Organized riots.

That sounds like an oxymoron, but it’s what we’re seeing in many cities in this season of COVID-19 and protests.

I’m not talking about peaceful protests. Many of those have been conducted successfully since the death of George Floyd. Clearly, huge numbers of Americans have felt it important to march peacefully, in solidarity, against racism.

Soon, however, many cities saw radical political agendas pushed to the fore, including calls to “defund the police.” The Marxist voice of the Black Lives Matters network and violent tactics of groups like Antifa began to piggyback on the peaceful protests and overshadow those other voices.

First they targeted public property. Four persons were charged in federal court for attacking the Andrew Jackson statue in front of the White House. As other federal statues and monuments around the country came under attack, the administration organized task forces to protect them and prosecute the attackers.
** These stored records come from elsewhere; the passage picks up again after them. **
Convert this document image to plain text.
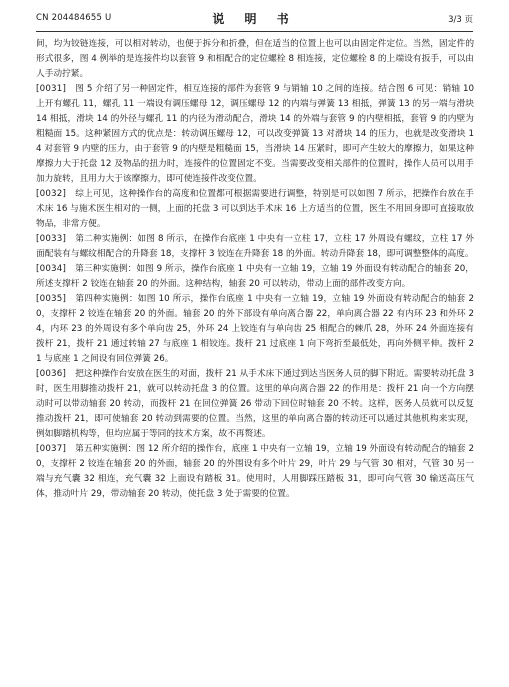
CN 204484655 U	说 明 书	3/3 页

间，均为铰链连接，可以相对转动，也便于拆分和折叠，但在适当的位置上也可以由固定件定位。当然，固定件的形式很多，图 4 例举的是连接件均以套管 9 和相配合的定位螺栓 8 相连接，定位螺栓 8 的上端设有扳手，可以由人手动拧紧。

[0031] 图 5 介绍了另一种固定件，相互连接的部件为套管 9 与销轴 10 之间的连接。结合图 6 可见：销轴 10 上开有螺孔 11，螺孔 11 一端设有调压螺母 12，调压螺母 12 的内端与弹簧 13 相抵，弹簧 13 的另一端与滑块 14 相抵，滑块 14 的外径与螺孔 11 的内径为滑动配合，滑块 14 的外端与套管 9 的内壁相抵，套管 9 的内壁为粗糙面 15。这种紧固方式的优点是：转动调压螺母 12，可以改变弹簧 13 对滑块 14 的压力，也就是改变滑块 14 对套管 9 内壁的压力，由于套管 9 的内壁是粗糙面 15，当滑块 14 压紧时，即可产生较大的摩擦力，如果这种摩擦力大于托盘 12 及物品的扭力时，连接件的位置固定不变。当需要改变相关部件的位置时，操作人员可以用手加力旋转，且用力大于该摩擦力，即可使连接件改变位置。

[0032] 综上可见，这种操作台的高度和位置都可根据需要进行调整，特别是可以如图 7 所示，把操作台放在手术床 16 与施术医生相对的一侧，上面的托盘 3 可以到达手术床 16 上方适当的位置，医生不用回身即可直接取放物品，非常方便。

[0033] 第二种实施例：如图 8 所示，在操作台底座 1 中央有一立柱 17，立柱 17 外周设有螺纹，立柱 17 外面配装有与螺纹相配合的升降套 18，支撑杆 3 铰连在升降套 18 的外面。转动升降套 18，即可调整整体的高度。

[0034] 第三种实施例：如图 9 所示，操作台底座 1 中央有一立轴 19，立轴 19 外面设有转动配合的轴套 20，所述支撑杆 2 铰连在轴套 20 的外面。这种结构，轴套 20 可以转动，带动上面的部件改变方向。

[0035] 第四种实施例：如图 10 所示，操作台底座 1 中央有一立轴 19，立轴 19 外面设有转动配合的轴套 20，支撑杆 2 铰连在轴套 20 的外面。轴套 20 的外下部设有单向离合器 22，单向离合器 22 有内环 23 和外环 24，内环 23 的外周设有多个单向齿 25，外环 24 上铰连有与单向齿 25 相配合的棘爪 28，外环 24 外面连接有拨杆 21，拨杆 21 通过转轴 27 与底座 1 相铰连。拨杆 21 过底座 1 向下弯折至最低处，再向外侧平伸。拨杆 21 与底座 1 之间设有回位弹簧 26。

[0036] 把这种操作台安放在医生的对面，拨杆 21 从手术床下通过到达当医务人员的脚下附近。需要转动托盘 3 时，医生用脚推动拨杆 21，就可以转动托盘 3 的位置。这里的单向离合器 22 的作用是：拨杆 21 向一个方向摆动时可以带动轴套 20 转动，而拨杆 21 在回位弹簧 26 带动下回位时轴套 20 不转。这样，医务人员就可以反复推动拨杆 21，即可使轴套 20 转动到需要的位置。当然，这里的单向离合器的转动还可以通过其他机构来实现，例如脚踏机构等，但均应属于等同的技术方案，故不再赘述。

[0037] 第五种实施例：图 12 所介绍的操作台，底座 1 中央有一立轴 19，立轴 19 外面设有转动配合的轴套 20，支撑杆 2 铰连在轴套 20 的外面，轴套 20 的外围设有多个叶片 29，叶片 29 与气管 30 相对，气管 30 另一端与充气囊 32 相连，充气囊 32 上面设有踏板 31。使用时，人用脚踩压踏板 31，即可向气管 30 输送高压气体，推动叶片 29，带动轴套 20 转动，使托盘 3 处于需要的位置。
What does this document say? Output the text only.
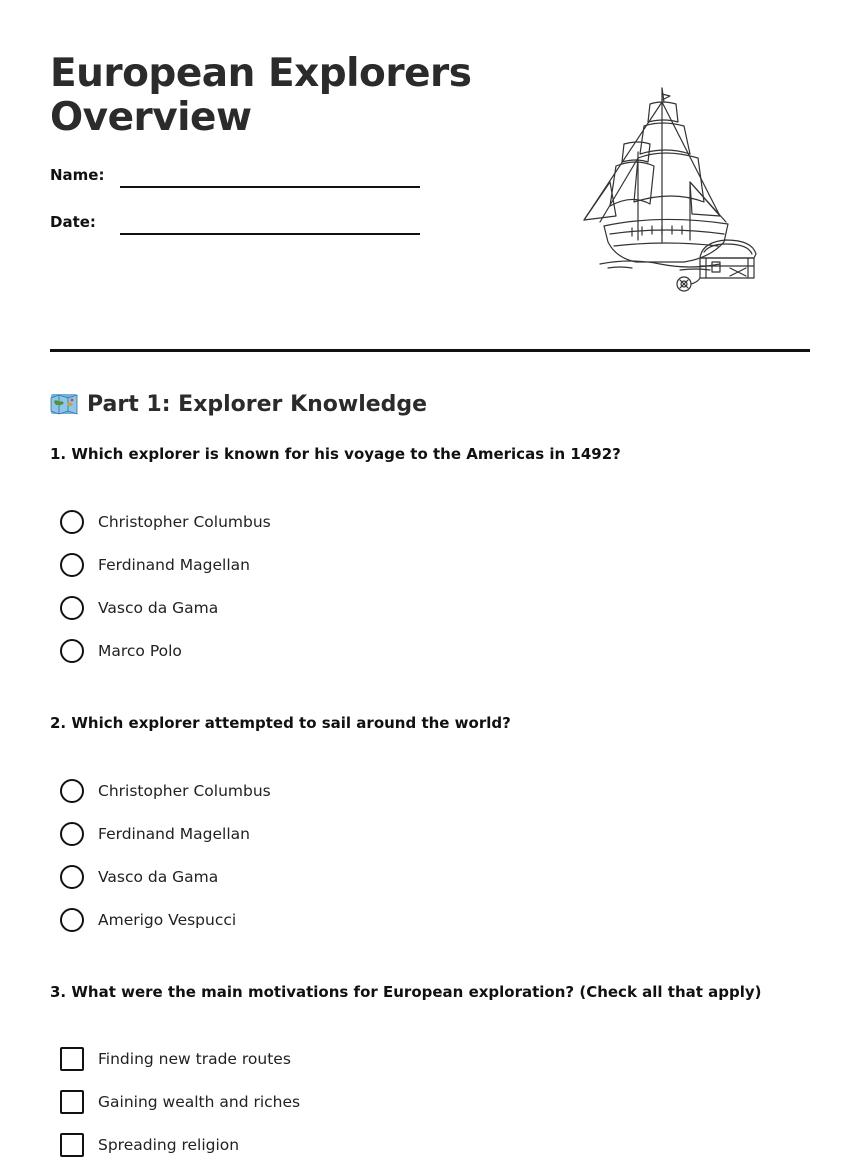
European Explorers Overview
Name:
Date:
Part 1: Explorer Knowledge
1. Which explorer is known for his voyage to the Americas in 1492?
Christopher Columbus
Ferdinand Magellan
Vasco da Gama
Marco Polo
2. Which explorer attempted to sail around the world?
Christopher Columbus
Ferdinand Magellan
Vasco da Gama
Amerigo Vespucci
3. What were the main motivations for European exploration? (Check all that apply)
Finding new trade routes
Gaining wealth and riches
Spreading religion
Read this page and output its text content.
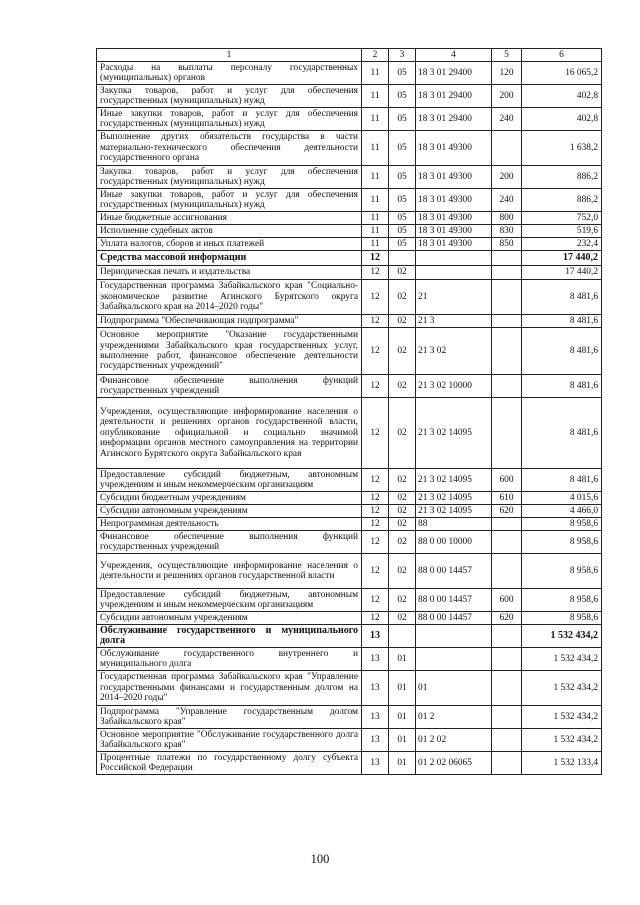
1	2	3	4	5	6
Расходы на выплаты персоналу государственных (муниципальных) органов	11	05	18 3 01 29400	120	16 065,2
Закупка товаров, работ и услуг для обеспечения государственных (муниципальных) нужд	11	05	18 3 01 29400	200	402,8
Иные закупки товаров, работ и услуг для обеспечения государственных (муниципальных) нужд	11	05	18 3 01 29400	240	402,8
Выполнение других обязательств государства в части материально-технического обеспечения деятельности государственного органа	11	05	18 3 01 49300		1 638,2
Закупка товаров, работ и услуг для обеспечения государственных (муниципальных) нужд	11	05	18 3 01 49300	200	886,2
Иные закупки товаров, работ и услуг для обеспечения государственных (муниципальных) нужд	11	05	18 3 01 49300	240	886,2
Иные бюджетные ассигнования	11	05	18 3 01 49300	800	752,0
Исполнение судебных актов	11	05	18 3 01 49300	830	519,6
Уплата налогов, сборов и иных платежей	11	05	18 3 01 49300	850	232,4
Средства массовой информации	12				17 440,2
Периодическая печать и издательства	12	02			17 440,2
Государственная программа Забайкальского края "Социально-экономическое развитие Агинского Бурятского округа Забайкальского края на 2014–2020 годы"	12	02	21		8 481,6
Подпрограмма "Обеспечивающая подпрограмма"	12	02	21 3		8 481,6
Основное мероприятие "Оказание государственными учреждениями Забайкальского края государственных услуг, выполнение работ, финансовое обеспечение деятельности государственных учреждений"	12	02	21 3 02		8 481,6
Финансовое обеспечение выполнения функций государственных учреждений	12	02	21 3 02 10000		8 481,6
Учреждения, осуществляющие информирование населения о деятельности и решениях органов государственной власти, опубликование официальной и социально значимой информации органов местного самоуправления на территории Агинского Бурятского округа Забайкальского края	12	02	21 3 02 14095		8 481,6
Предоставление субсидий бюджетным, автономным учреждениям и иным некоммерческим организациям	12	02	21 3 02 14095	600	8 481,6
Субсидии бюджетным учреждениям	12	02	21 3 02 14095	610	4 015,6
Субсидии автономным учреждениям	12	02	21 3 02 14095	620	4 466,0
Непрограммная деятельность	12	02	88		8 958,6
Финансовое обеспечение выполнения функций государственных учреждений	12	02	88 0 00 10000		8 958,6
Учреждения, осуществляющие информирование населения о деятельности и решениях органов государственной власти	12	02	88 0 00 14457		8 958,6
Предоставление субсидий бюджетным, автономным учреждениям и иным некоммерческим организациям	12	02	88 0 00 14457	600	8 958,6
Субсидии автономным учреждениям	12	02	88 0 00 14457	620	8 958,6
Обслуживание государственного и муниципального долга	13				1 532 434,2
Обслуживание государственного внутреннего и муниципального долга	13	01			1 532 434,2
Государственная программа Забайкальского края "Управление государственными финансами и государственным долгом на 2014–2020 годы"	13	01	01		1 532 434,2
Подпрограмма "Управление государственным долгом Забайкальского края"	13	01	01 2		1 532 434,2
Основное мероприятие "Обслуживание государственного долга Забайкальского края"	13	01	01 2 02		1 532 434,2
Процентные платежи по государственному долгу субъекта Российской Федерации	13	01	01 2 02 06065		1 532 133,4
100
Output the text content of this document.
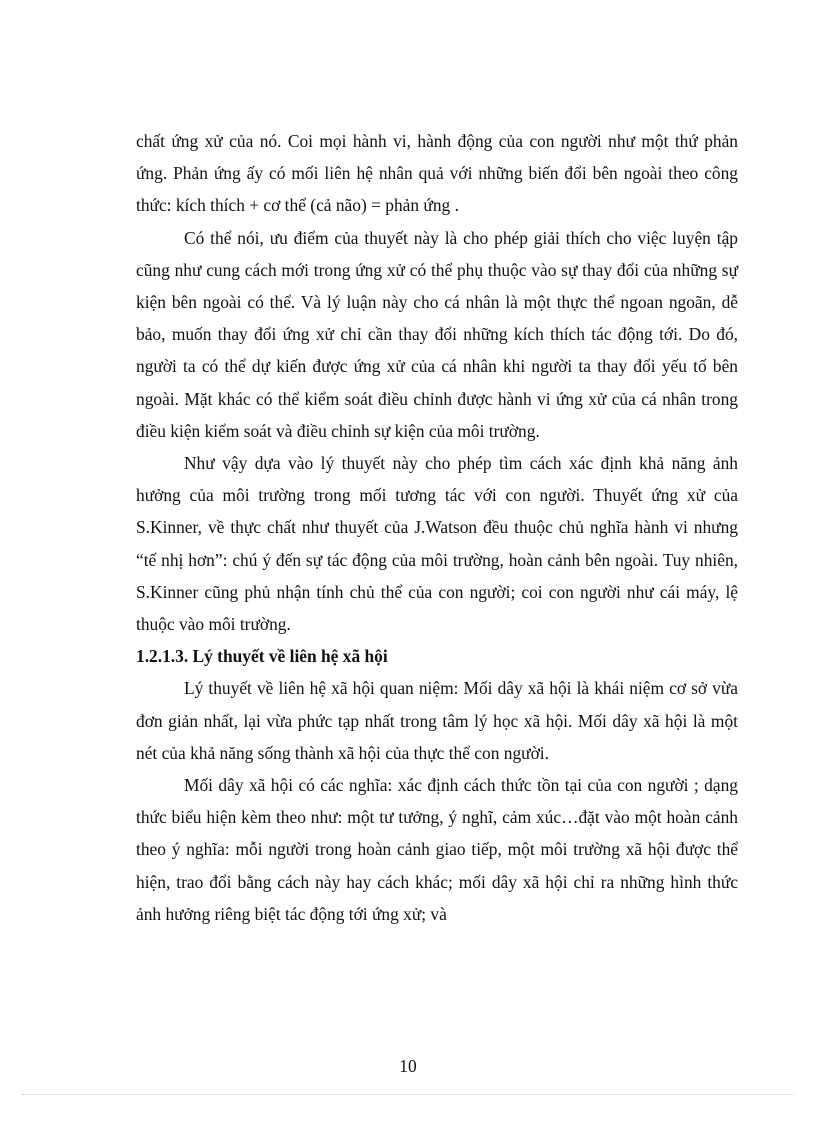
chất ứng xử của nó. Coi mọi hành vi, hành động của con người như một thứ phản ứng. Phản ứng ấy có mối liên hệ nhân quả với những biến đổi bên ngoài theo công thức: kích thích + cơ thể (cả não) = phản ứng .

Có thể nói, ưu điểm của thuyết này là cho phép giải thích cho việc luyện tập cũng như cung cách mới trong ứng xử có thể phụ thuộc vào sự thay đổi của những sự kiện bên ngoài có thể. Và lý luận này cho cá nhân là một thực thể ngoan ngoãn, dễ bảo, muốn thay đổi ứng xử chỉ cần thay đổi những kích thích tác động tới. Do đó, người ta có thể dự kiến được ứng xử của cá nhân khi người ta thay đổi yếu tố bên ngoài. Mặt khác có thể kiểm soát điều chỉnh được hành vi ứng xử của cá nhân trong điều kiện kiểm soát và điều chỉnh sự kiện của môi trường.

Như vậy dựa vào lý thuyết này cho phép tìm cách xác định khả năng ảnh hưởng của môi trường trong mối tương tác với con người. Thuyết ứng xử của S.Kinner, về thực chất như thuyết của J.Watson đều thuộc chủ nghĩa hành vi nhưng “tế nhị hơn”: chú ý đến sự tác động của môi trường, hoàn cảnh bên ngoài. Tuy nhiên, S.Kinner cũng phủ nhận tính chủ thể của con người; coi con người như cái máy, lệ thuộc vào môi trường.

1.2.1.3. Lý thuyết về liên hệ xã hội

Lý thuyết về liên hệ xã hội quan niệm: Mối dây xã hội là khái niệm cơ sở vừa đơn giản nhất, lại vừa phức tạp nhất trong tâm lý học xã hội. Mối dây xã hội là một nét của khả năng sống thành xã hội của thực thể con người.

Mối dây xã hội có các nghĩa: xác định cách thức tồn tại của con người ; dạng thức biểu hiện kèm theo như: một tư tưởng, ý nghĩ, cảm xúc…đặt vào một hoàn cảnh theo ý nghĩa: mỗi người trong hoàn cảnh giao tiếp, một môi trường xã hội được thể hiện, trao đổi bằng cách này hay cách khác; mối dây xã hội chỉ ra những hình thức ảnh hưởng riêng biệt tác động tới ứng xử; và

10
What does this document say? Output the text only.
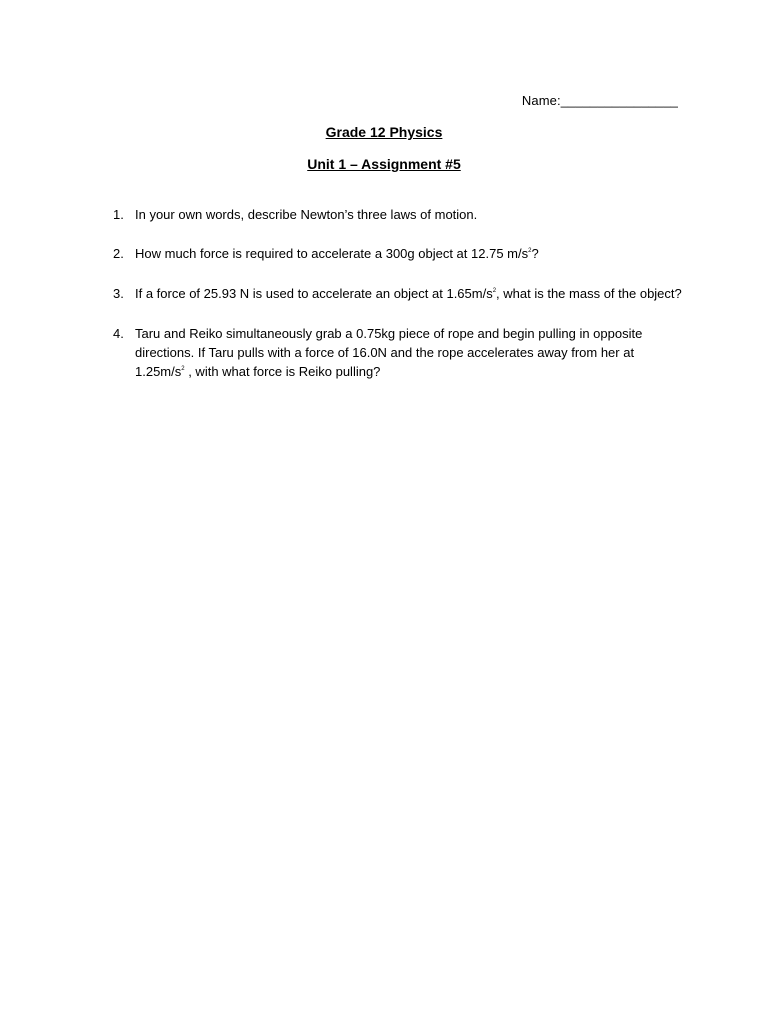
Name:________________
Grade 12 Physics
Unit 1 – Assignment #5
1. In your own words, describe Newton’s three laws of motion.
2. How much force is required to accelerate a 300g object at 12.75 $m/s^2$?
3. If a force of 25.93 N is used to accelerate an object at $1.65m/s^2$, what is the mass of the object?
4. Taru and Reiko simultaneously grab a 0.75kg piece of rope and begin pulling in opposite directions. If Taru pulls with a force of 16.0N and the rope accelerates away from her at $1.25m/s^2$ , with what force is Reiko pulling?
The robust federal response seemed to stem the attacks, but a new “tactic” emerged in July. Rioters aimed their sights at cities where state and local officials created a permissive environment for attacks on federal property. In Portland, Oregon, for example, local officials inadequately policed the areas around the federal courthouse, creating the space for organized assaults.

A pattern soon emerged. Portland’s rioters would wait until the daily street protests died down. Then, from midnight to 5 a.m., they would repeatedly assault the courthouse, burning and tearing at it until federal law enforcement officers inside were forced to respond. Then they’d attack the officers. Over 200 federal officers have already been injured, many by high-powered lasers.

Recently, Portland and Oregon officials agreed to police the streets surrounding the courthouse. When they started doing that, the rioters shifted to attacking police precinct buildings and the offices of the Portland Police Association.

This is not just random violence. These developments suggest an organized campaign of criminal action intended to intimidate government officials, degrade law enforcement, destroy public property, and drive a radical political agenda. We should expect these criminal organizations to continue to evolve and change tactics to find new ways to press their agenda forward.

To ensure public safety and provide equal protection under the law, local, state, and federal law enforcement must work together—not just to arrest and prosecute criminal rioters, but to investigate and dismantle the criminal organizations behind them. This effort is crucial to mitigating the attacks and deterring future criminal action.

The criminal organizers will no doubt try to delegitimize the law enforcement response. Thus, law enforcement agencies will have to make a concerted effort to explain clearly that their actions are lawful, appropriate, and focused above all on ensuring public safety and equal protection under the law. Law enforcement must also make clear that it respects the right for lawful, peaceful protests and the exercise of individual civil liberties.

Law enforcement will also need to be wary of new threats. Fringe groups across the political spectrum may conclude that today’s radical agendas and actions are not radical enough. Conversely, some may commit to counter-violence. Local, state, and federal officials must remain vigilant and work to preempt and disrupt violent political action, no matter what the source.

But quelling the violence doesn’t fall solely to law enforcement. Everyone needs to take responsibility for their actions.

Individuals and corporations that moved quickly to provide support and financial assistance to groups when the protests began should take a hard look to see if they aided groups with agendas far more radical or violent than they realized. Greater due diligence is called for.

Whatever anyone’s politics, we should all agree there is no place for organized criminal activities on America’s streets and we should all work together to put an end to this unforgivable violence.